The jury found Carter guilty of one count of conspiracy to commit wire fraud, four counts of wire fraud and two counts of aggravated impersonation. At a later date, Carter will be sentenced. He faces a maximum sentence of 20 years in prison, as well as substantial monetary penalties and restitution. He also faces a mandatory two-year consecutive sentence for each count of aggravated identity theft. Co-defendants William L. Holladay, III, Gregory Earl Corkren, David Webb Tutt and Thomas Michael Sisk, previously pleaded guilty to conspiracy to defraud the government. Gregory Corkren also pleaded guilty to aggravated impersonation.
“We trust every educator to make teaching our children the top priority,” said Alice S. LaCour, acting United States Attorney in the case. “In this case, Mr. Carter breached that trust and put profit before student welfare. I am proud of the work of law enforcement officers who have spent countless hours uncovering the heartbreaking fraud perpetuated by Mr. Carter and his co-conspirators.

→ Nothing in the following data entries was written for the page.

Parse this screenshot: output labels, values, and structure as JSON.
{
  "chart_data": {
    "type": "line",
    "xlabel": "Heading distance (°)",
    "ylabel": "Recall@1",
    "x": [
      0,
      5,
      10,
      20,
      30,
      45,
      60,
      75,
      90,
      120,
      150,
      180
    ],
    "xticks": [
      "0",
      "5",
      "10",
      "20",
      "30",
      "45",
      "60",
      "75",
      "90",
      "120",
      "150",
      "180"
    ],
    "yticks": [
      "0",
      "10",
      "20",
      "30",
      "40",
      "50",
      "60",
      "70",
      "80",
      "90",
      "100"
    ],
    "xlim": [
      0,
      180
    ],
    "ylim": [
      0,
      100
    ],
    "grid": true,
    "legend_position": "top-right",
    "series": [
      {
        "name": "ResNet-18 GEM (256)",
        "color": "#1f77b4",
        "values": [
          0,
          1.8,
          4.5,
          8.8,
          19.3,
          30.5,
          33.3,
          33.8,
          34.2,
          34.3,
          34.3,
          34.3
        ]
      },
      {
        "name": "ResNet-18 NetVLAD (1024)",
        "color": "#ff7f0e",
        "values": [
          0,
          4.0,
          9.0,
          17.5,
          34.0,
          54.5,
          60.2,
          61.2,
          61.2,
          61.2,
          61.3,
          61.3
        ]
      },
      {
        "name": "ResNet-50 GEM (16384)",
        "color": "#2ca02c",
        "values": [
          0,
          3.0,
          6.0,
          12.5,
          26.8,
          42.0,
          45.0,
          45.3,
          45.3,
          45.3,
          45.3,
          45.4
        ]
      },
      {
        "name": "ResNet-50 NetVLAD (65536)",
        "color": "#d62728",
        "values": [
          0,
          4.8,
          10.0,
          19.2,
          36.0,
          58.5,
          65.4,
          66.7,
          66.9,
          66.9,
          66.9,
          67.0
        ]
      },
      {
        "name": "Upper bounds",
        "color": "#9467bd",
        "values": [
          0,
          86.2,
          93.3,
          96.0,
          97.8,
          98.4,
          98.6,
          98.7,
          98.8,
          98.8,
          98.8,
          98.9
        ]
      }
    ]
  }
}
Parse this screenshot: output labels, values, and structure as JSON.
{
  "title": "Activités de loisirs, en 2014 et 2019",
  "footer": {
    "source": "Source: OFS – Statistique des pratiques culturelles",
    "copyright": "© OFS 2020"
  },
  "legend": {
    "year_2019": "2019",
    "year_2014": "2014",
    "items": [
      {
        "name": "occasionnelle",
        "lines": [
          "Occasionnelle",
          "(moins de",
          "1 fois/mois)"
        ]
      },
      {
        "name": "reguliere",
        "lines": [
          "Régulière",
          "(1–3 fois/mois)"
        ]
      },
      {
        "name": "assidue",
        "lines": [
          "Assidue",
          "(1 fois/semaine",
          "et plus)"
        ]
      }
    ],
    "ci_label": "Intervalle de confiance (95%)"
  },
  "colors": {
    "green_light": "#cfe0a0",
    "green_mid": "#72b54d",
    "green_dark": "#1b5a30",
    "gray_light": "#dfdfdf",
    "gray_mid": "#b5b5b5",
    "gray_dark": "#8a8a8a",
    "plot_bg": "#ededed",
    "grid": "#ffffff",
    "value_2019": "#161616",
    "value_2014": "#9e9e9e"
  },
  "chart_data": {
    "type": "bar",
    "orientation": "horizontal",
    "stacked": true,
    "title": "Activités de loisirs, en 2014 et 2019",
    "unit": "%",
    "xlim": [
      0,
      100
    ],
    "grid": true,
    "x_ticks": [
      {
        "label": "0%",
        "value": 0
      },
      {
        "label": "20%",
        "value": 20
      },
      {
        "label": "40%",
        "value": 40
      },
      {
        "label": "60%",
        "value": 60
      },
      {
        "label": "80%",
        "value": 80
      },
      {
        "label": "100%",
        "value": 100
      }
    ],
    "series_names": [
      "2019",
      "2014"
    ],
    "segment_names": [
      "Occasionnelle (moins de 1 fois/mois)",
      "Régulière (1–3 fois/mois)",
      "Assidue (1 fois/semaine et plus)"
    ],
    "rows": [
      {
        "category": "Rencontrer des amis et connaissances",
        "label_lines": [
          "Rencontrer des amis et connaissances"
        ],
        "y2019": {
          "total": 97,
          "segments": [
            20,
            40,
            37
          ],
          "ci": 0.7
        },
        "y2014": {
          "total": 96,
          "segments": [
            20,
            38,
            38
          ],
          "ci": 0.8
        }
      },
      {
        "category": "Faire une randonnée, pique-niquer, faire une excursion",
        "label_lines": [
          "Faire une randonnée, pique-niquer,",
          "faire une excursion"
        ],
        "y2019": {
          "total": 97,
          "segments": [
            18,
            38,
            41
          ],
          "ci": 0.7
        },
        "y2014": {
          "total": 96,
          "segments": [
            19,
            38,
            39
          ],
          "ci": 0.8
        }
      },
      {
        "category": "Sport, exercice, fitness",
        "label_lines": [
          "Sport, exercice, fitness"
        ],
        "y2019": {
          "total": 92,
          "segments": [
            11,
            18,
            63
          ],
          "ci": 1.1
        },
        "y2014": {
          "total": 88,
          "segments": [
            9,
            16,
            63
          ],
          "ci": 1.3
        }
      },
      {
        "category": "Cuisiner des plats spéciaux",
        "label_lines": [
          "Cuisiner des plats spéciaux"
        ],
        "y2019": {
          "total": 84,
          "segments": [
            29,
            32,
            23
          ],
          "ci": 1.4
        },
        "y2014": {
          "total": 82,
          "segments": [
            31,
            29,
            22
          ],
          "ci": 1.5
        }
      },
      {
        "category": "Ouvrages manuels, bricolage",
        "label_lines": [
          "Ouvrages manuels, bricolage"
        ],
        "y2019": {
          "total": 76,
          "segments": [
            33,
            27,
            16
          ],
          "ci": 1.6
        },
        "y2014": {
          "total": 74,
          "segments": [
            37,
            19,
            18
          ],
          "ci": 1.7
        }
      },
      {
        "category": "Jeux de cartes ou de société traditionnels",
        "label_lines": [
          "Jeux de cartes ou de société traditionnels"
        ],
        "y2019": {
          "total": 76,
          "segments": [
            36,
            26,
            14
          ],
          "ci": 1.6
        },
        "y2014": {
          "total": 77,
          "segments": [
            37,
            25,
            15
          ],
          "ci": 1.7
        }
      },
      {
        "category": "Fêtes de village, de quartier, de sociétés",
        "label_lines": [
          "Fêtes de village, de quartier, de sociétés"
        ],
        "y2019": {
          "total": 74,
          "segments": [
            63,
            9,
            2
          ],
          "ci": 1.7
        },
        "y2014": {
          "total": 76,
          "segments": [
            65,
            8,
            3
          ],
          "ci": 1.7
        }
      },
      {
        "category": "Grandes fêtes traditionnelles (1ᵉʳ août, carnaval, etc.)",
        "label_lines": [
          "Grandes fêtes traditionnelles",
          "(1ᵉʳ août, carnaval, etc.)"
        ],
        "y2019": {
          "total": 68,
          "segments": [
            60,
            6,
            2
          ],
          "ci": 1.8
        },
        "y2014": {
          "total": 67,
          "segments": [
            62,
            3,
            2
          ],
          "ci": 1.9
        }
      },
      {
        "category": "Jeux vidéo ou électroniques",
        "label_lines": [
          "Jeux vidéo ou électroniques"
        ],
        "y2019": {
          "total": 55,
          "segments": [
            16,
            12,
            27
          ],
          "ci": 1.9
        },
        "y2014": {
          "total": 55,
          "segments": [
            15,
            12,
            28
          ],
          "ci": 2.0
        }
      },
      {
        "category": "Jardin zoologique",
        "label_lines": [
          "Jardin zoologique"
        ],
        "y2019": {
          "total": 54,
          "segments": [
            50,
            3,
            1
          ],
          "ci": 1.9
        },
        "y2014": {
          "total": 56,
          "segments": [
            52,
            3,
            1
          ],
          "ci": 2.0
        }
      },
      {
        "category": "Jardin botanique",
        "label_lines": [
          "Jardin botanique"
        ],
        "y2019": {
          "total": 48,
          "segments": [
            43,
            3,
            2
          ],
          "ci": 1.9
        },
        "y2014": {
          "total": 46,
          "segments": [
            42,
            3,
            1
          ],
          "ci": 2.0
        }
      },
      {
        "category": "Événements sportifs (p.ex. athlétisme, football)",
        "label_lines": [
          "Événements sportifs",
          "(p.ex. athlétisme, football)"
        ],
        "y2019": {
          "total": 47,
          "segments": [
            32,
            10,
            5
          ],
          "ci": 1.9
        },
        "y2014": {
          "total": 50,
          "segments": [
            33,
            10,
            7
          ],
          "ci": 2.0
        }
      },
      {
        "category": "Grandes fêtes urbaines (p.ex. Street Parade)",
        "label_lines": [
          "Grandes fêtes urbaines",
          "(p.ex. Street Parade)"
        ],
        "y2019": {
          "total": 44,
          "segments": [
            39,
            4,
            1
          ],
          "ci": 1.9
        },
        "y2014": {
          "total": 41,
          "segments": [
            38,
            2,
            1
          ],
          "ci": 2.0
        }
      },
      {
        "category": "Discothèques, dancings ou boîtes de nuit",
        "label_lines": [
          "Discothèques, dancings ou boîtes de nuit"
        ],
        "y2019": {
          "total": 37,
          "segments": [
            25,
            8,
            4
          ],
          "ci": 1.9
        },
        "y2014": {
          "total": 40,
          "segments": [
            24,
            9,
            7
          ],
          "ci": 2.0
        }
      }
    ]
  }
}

“Today’s verdict is the result of hard investigative work by my office and our partners,” said FBI Special Agent in Charge Johnnie Sharp. “The FBI will continue to work to hold accountable officials who betray the citizens of their community by abusing their positions of trust for personal gain.”
“Today’s action shows that this former school official not only knowingly and deliberately abused his position of trust for his own personal gain, but did so to the detriment of the educational development of the children. This is unacceptable,” said USDOE-OIG Special Agent in Charge Reginald J. France. “Rightly, Mr. Carter will be held accountable for misleading Alabama students and taxpayers.
“Integrity and trust are common traits among Alabama teachers and administrators,” said Alabama State Department of Education Superintendent Dr. Eric G. Mackey. “While this case saddens educators around the world, the State Department of Education is proud to have worked with the U.S. Attorney’s Office, Office of the Inspector General of the U.S. Department of Education (OIG ), the Federal Bureau of Investigation (FBI) and the Alabama Attorney General’s Office to bring this fraud to light. When the board selected me as superintendent, I made it clear that the fundamental principles of my administration would be integrity and transparency.The US Attorney, FBI and OIG, like us, are committed to ensuring that every taxpayer dollar is accounted for and every classroom dollar is spent on the classroom. We appreciate their hard work and dedication throughout the investigation and judgment.
This matter was investigated by the Federal Bureau of Investigation (FBI) and the Office of Inspector General of the United States Department of Education, with assistance from the Office of the Attorney General of the United States. ‘Alabama. Assistant United States Attorneys Jonathan S. Ross, Alice S. LaCour, and Brett J. Talley prosecuted the case.